Need help with a variation of the domino tiling problem

[Ading]

There are two questions I need some help with. They both involve a ‘honeycomb strip’ (which is just a hexagonal tessellation of two rows), ‘worker bees’ (which take up two hexagons), and larvae (which take up one hexagon).

How can we count the number of ways there are for worker bees and larvae to arrange themselves in an n-cell honeycomb strip? Explain.
Superstitious worker bees will only face up-right. How many ways are there for superstitious worker bees and larvae to arrange themselves in an n-cell honeycomb strip? Why?
There are two questions I need some help with. They both involve a ‘honeycomb strip’ (which is just a hexagonal tessellation of two rows), ‘worker bees’ (which take up two hexagons), and larvae (which take up one hexagon).

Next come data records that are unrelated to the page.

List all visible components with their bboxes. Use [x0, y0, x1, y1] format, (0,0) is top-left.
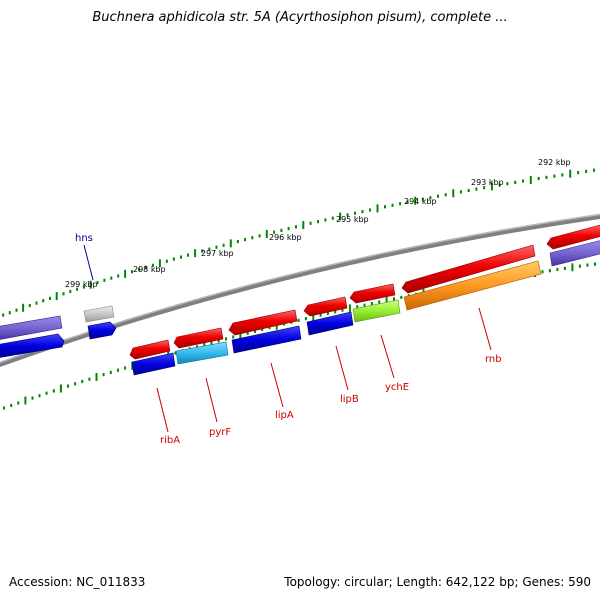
feature-rrna-left-outer[interactable]: [0, 315, 63, 340]
leader-lipA: [270, 362, 284, 408]
feature-lipB-cds[interactable]: [303, 296, 348, 317]
feature-ribA-gene[interactable]: [131, 352, 176, 376]
gene-label-ychE[interactable]: ychE: [385, 382, 409, 393]
gene-label-hns[interactable]: hns: [75, 233, 93, 244]
scale-label-297: 297 kbp: [201, 249, 234, 258]
feature-lipA-gene[interactable]: [231, 325, 302, 354]
scale-label-292: 292 kbp: [538, 158, 571, 167]
accession-text: Accession: NC_011833: [9, 575, 146, 589]
topology-summary-text: Topology: circular; Length: 642,122 bp; …: [284, 575, 591, 589]
map-title: Buchnera aphidicola str. 5A (Acyrthosiph…: [92, 10, 508, 25]
feature-ychE-misc[interactable]: [352, 299, 401, 323]
feature-lipA-cds[interactable]: [228, 309, 298, 336]
outer-scale-ticks: [2, 168, 595, 317]
feature-pyrF-misc[interactable]: [175, 341, 229, 365]
gene-label-lipB[interactable]: lipB: [340, 394, 359, 405]
gene-label-rnb[interactable]: rnb: [485, 354, 502, 365]
scale-label-294: 294 kbp: [404, 197, 437, 206]
genome-backbone-highlight: [0, 213, 600, 364]
scale-label-293: 293 kbp: [471, 178, 504, 187]
gene-label-ribA[interactable]: ribA: [160, 435, 180, 446]
feature-gene-left-inner[interactable]: [0, 333, 65, 358]
scale-label-298: 298 kbp: [133, 265, 166, 274]
scale-label-296: 296 kbp: [269, 233, 302, 242]
feature-lipB-gene[interactable]: [306, 311, 354, 336]
leader-hns: [83, 244, 94, 281]
feature-hns-gene[interactable]: [87, 321, 117, 340]
feature-hns-trna[interactable]: [83, 305, 115, 323]
feature-ychE-cds[interactable]: [349, 283, 396, 304]
leader-rnb: [478, 307, 492, 351]
scale-label-295: 295 kbp: [336, 215, 369, 224]
feature-rnb-cds[interactable]: [401, 244, 536, 294]
leader-ribA: [156, 387, 169, 433]
feature-rrna-right-inner[interactable]: [549, 240, 600, 267]
gene-label-lipA[interactable]: lipA: [275, 410, 294, 421]
genome-backbone: [0, 213, 600, 368]
leader-ychE: [380, 334, 395, 379]
feature-pyrF-cds[interactable]: [173, 327, 224, 349]
feature-rnb-gene[interactable]: [403, 260, 542, 311]
scale-label-299: 299 kbp: [65, 280, 98, 289]
leader-pyrF: [205, 377, 218, 423]
leader-lipB: [335, 345, 349, 391]
gene-label-pyrF[interactable]: pyrF: [209, 427, 231, 438]
feature-right-outer-cds[interactable]: [546, 224, 600, 250]
feature-ribA-cds[interactable]: [129, 339, 171, 360]
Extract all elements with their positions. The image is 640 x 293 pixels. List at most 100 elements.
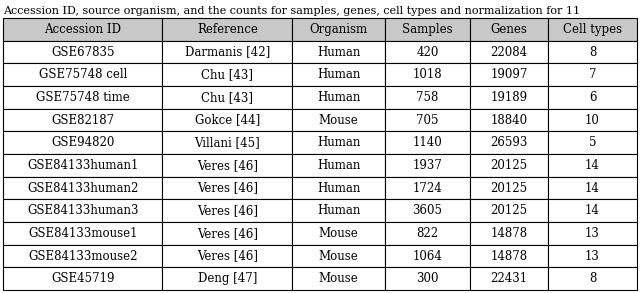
Text: GSE84133mouse2: GSE84133mouse2 (28, 250, 138, 263)
Bar (163, 41, 292, 63)
Bar (470, 267, 548, 290)
Text: GSE84133human2: GSE84133human2 (27, 181, 138, 195)
Text: 14: 14 (585, 159, 600, 172)
Text: Chu [43]: Chu [43] (202, 68, 253, 81)
Text: Human: Human (317, 136, 360, 149)
Text: Veres [46]: Veres [46] (197, 181, 258, 195)
Bar (292, 245, 385, 267)
Text: GSE67835: GSE67835 (51, 45, 115, 59)
Text: Veres [46]: Veres [46] (197, 159, 258, 172)
Bar (292, 154, 385, 177)
Text: 22084: 22084 (490, 45, 527, 59)
Bar (548, 41, 637, 63)
Bar (385, 86, 470, 109)
Text: 300: 300 (416, 272, 439, 285)
Bar (385, 177, 470, 199)
Bar (385, 222, 470, 245)
Bar (163, 222, 292, 245)
Text: 14878: 14878 (490, 227, 527, 240)
Bar (292, 222, 385, 245)
Bar (163, 177, 292, 199)
Text: Mouse: Mouse (319, 272, 358, 285)
Text: 1724: 1724 (413, 181, 442, 195)
Text: 20125: 20125 (490, 204, 527, 217)
Text: 13: 13 (585, 227, 600, 240)
Text: 1937: 1937 (413, 159, 442, 172)
Text: GSE75748 time: GSE75748 time (36, 91, 129, 104)
Text: Human: Human (317, 91, 360, 104)
Bar (470, 109, 548, 131)
Text: 8: 8 (589, 272, 596, 285)
Bar (470, 245, 548, 267)
Bar (292, 86, 385, 109)
Bar (3, 63, 163, 86)
Text: 3605: 3605 (413, 204, 442, 217)
Text: GSE84133mouse1: GSE84133mouse1 (28, 227, 138, 240)
Text: 822: 822 (417, 227, 438, 240)
Bar (385, 18, 470, 41)
Text: Chu [43]: Chu [43] (202, 91, 253, 104)
Text: 420: 420 (417, 45, 438, 59)
Bar (292, 267, 385, 290)
Bar (292, 177, 385, 199)
Bar (163, 245, 292, 267)
Text: Human: Human (317, 159, 360, 172)
Text: Organism: Organism (310, 23, 367, 36)
Text: 6: 6 (589, 91, 596, 104)
Text: 14878: 14878 (490, 250, 527, 263)
Text: GSE45719: GSE45719 (51, 272, 115, 285)
Bar (292, 199, 385, 222)
Bar (548, 199, 637, 222)
Bar (163, 199, 292, 222)
Bar (385, 267, 470, 290)
Text: Veres [46]: Veres [46] (197, 250, 258, 263)
Text: Human: Human (317, 204, 360, 217)
Bar (163, 154, 292, 177)
Bar (470, 131, 548, 154)
Text: Villani [45]: Villani [45] (195, 136, 260, 149)
Bar (3, 245, 163, 267)
Bar (3, 267, 163, 290)
Bar (3, 154, 163, 177)
Text: 758: 758 (417, 91, 438, 104)
Bar (3, 109, 163, 131)
Text: Gokce [44]: Gokce [44] (195, 113, 260, 127)
Text: GSE75748 cell: GSE75748 cell (38, 68, 127, 81)
Bar (470, 222, 548, 245)
Text: 19097: 19097 (490, 68, 528, 81)
Text: 1018: 1018 (413, 68, 442, 81)
Bar (385, 63, 470, 86)
Bar (3, 86, 163, 109)
Text: Human: Human (317, 45, 360, 59)
Text: Veres [46]: Veres [46] (197, 204, 258, 217)
Bar (163, 18, 292, 41)
Bar (292, 18, 385, 41)
Bar (385, 245, 470, 267)
Bar (163, 86, 292, 109)
Text: Accession ID, source organism, and the counts for samples, genes, cell types and: Accession ID, source organism, and the c… (3, 6, 580, 16)
Bar (3, 131, 163, 154)
Bar (548, 86, 637, 109)
Text: 20125: 20125 (490, 181, 527, 195)
Text: 14: 14 (585, 204, 600, 217)
Text: 22431: 22431 (490, 272, 527, 285)
Bar (292, 131, 385, 154)
Bar (548, 154, 637, 177)
Bar (163, 109, 292, 131)
Bar (548, 177, 637, 199)
Text: Veres [46]: Veres [46] (197, 227, 258, 240)
Bar (470, 18, 548, 41)
Text: 10: 10 (585, 113, 600, 127)
Bar (163, 267, 292, 290)
Text: GSE94820: GSE94820 (51, 136, 115, 149)
Bar (470, 41, 548, 63)
Text: Mouse: Mouse (319, 227, 358, 240)
Bar (3, 41, 163, 63)
Text: GSE84133human3: GSE84133human3 (27, 204, 138, 217)
Text: Cell types: Cell types (563, 23, 622, 36)
Bar (470, 86, 548, 109)
Bar (385, 109, 470, 131)
Text: 20125: 20125 (490, 159, 527, 172)
Bar (3, 222, 163, 245)
Bar (470, 63, 548, 86)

1. How can we count the number of ways there are for worker bees and larvae to arrange themselves in an n-cell honeycomb strip? Explain.
2. Superstitious worker bees will only face up-right. How many ways are there for superstitious worker bees and larvae to arrange themselves in an n-cell honeycomb strip? Why?
3. attached is a screenshot of the question for clarity
   
   

This kind of reminded me of that famous domino tiling problem, so it appears that we need to use induction. I tried to build to recurrences: when n = 2k (An) and when n = 2k+1 (Bn). And I got something like An = Bn-1 + An-1 + An-2 + Bn-2 , and Bn = An + Bn-1 + An-1 + Bn-2 , but apparently that’s not right

Thank you to any answers in advanced!

 

[Dr.Peterson]

This kind of reminded me of that famous domino tiling problem, so it appears that we need to use induction. I tried to build to recurrences: when n = 2k (An) and when n = 2k+1 (Bn). And I got something like An = Bn-1 + An-1 + An-2 + Bn-2 , and Bn = An + Bn-1 + An-1 + Bn-2 , but apparently that’s not right

If the domino problem you mention is the one whose answer is the Fibonacci sequence, that was my first thought, too.

When you say your answer is apparently not right, how did you determine that? I'd check by actually counting ways for small n (making a little table along with actual arrangements), and comparing to your formulas; that can also help in correcting a wrong answer (or even in making up a right answer from scratch). I'd much rather decide for myself that something is wrong, than just ask someone else.

Also, can you show your work in more detail? Explain why you wrote each term you did, and maybe in explaining it you'll see something you left out.